Fifteen patients with progressing melanomas, hypernephromas or B-cell malignancies were treated in a phase I study with Interferon (IFN) alpha-2a by continuous subcutaneous infusion. With the help of a syringe driver pump daily doses of 12-15 MU resulting in median weekly doses of 90 MU could be safely given with little side effects. Flu-like symptoms and side effects from the gastrointestinal tract were mainly of grade 1 or 2 only. The major dose limiting but reversible toxicity was leukopenia. Five patients developed local inflammatory reactions at the infusion site. The pharmacokinetic data demonstrate that by this route of administration median serum levels of 54 IU/ml (range 9.6-192.0 IU/ml) (EIA-F-assay) can be achieved. Antibody formation was observed in 4 patients. - One out of 9 patients evaluable for tumor response demonstrated a partial tumor regression and 4 patients had a stabilisation of their disease. In comparison to intermittent i.m. or s.c. schedules, this novel route of administration by continuous subcutaneous infusion results in significant serum concentrations, biological activity and little clinical side effects. This may facilitate in the future the combination of IFN alpha-2a with other biological response modifiers like interleukin-2 or tumor necrosis factor.
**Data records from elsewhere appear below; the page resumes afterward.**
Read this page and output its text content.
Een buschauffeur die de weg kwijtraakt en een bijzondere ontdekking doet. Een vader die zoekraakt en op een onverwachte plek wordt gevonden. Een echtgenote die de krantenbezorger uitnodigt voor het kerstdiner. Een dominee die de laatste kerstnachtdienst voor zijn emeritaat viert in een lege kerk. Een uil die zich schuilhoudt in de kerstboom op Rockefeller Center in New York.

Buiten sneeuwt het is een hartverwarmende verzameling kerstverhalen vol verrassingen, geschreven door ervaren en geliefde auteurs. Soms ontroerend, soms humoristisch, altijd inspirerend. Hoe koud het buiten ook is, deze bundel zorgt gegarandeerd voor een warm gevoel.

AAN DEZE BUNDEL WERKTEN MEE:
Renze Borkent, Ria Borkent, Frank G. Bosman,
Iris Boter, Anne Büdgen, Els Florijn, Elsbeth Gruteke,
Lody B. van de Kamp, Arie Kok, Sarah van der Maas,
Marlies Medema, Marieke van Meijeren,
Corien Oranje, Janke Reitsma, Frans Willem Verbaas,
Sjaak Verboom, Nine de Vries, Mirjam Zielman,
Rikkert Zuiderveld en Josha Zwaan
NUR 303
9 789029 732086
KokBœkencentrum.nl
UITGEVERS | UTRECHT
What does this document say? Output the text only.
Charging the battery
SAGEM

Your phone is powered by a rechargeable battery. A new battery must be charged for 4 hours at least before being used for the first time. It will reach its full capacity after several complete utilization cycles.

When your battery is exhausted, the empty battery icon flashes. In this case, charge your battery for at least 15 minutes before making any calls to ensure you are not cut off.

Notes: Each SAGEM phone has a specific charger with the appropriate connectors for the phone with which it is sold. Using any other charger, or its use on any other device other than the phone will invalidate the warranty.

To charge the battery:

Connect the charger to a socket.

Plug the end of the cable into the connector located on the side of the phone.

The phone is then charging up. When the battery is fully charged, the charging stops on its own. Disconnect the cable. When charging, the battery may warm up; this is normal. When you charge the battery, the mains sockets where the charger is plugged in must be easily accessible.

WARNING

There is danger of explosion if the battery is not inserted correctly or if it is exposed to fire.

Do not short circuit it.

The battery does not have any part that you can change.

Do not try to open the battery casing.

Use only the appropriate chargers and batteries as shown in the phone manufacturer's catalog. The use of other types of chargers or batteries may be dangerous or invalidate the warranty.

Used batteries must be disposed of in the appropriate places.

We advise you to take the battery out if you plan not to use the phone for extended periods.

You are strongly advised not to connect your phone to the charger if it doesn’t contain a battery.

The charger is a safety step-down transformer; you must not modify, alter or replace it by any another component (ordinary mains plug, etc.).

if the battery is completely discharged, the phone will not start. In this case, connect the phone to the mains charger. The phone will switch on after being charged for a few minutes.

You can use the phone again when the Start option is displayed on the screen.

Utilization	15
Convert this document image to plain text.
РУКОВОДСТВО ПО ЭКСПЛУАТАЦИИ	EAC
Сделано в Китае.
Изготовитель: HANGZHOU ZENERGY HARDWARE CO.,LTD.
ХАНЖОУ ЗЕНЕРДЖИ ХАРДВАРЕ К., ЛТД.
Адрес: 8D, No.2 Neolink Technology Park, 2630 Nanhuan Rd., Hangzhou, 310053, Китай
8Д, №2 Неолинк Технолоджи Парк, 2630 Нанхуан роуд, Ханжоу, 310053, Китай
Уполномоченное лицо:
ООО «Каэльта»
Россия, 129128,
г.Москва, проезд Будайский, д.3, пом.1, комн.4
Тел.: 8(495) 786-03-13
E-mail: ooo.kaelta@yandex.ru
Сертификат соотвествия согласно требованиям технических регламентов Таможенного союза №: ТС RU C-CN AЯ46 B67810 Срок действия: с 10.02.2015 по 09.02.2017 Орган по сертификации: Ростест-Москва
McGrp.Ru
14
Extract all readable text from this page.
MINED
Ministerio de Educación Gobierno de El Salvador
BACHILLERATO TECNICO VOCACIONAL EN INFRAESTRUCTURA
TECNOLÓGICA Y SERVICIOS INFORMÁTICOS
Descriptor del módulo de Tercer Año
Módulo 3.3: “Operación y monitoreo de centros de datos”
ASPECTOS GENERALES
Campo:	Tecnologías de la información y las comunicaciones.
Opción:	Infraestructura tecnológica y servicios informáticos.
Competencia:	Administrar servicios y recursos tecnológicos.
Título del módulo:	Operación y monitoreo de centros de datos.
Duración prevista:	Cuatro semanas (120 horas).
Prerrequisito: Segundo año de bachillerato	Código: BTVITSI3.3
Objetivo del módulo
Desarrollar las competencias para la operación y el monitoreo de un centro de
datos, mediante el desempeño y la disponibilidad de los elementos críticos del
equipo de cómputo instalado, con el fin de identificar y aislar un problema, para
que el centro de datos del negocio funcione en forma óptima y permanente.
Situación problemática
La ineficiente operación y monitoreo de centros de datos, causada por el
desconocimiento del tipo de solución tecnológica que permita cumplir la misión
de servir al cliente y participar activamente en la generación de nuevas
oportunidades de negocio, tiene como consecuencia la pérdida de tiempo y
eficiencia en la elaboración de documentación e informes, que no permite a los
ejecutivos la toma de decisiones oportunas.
在一项I期研究中,对15例进展期黑色素瘤、肾细胞癌或B细胞恶性肿瘤患者采用皮下持续输注干扰素(IFN)α-2a进行治疗。借助注射泵,每日剂量12 - 15 MU,中位每周剂量90 MU,可安全给药,且副作用轻微。流感样症状和胃肠道副作用主要仅为1级或2级。主要的剂量限制性但可逆的毒性是白细胞减少。5例患者在输注部位出现局部炎症反应。药代动力学数据表明,通过这种给药途径可实现中位血清水平54 IU/ml(范围9.6 - 192.0 IU/ml)(酶免疫分析F法)。4例患者观察到抗体形成。 - 9例可评估肿瘤反应的患者中有1例出现部分肿瘤消退,4例患者病情稳定。与间歇性肌内或皮下给药方案相比,这种新型的皮下持续输注给药途径可产生显著的血清浓度、生物活性且临床副作用轻微。这可能在未来有助于干扰素α-2a与其他生物反应调节剂如白细胞介素-2或肿瘤坏死因子联合使用。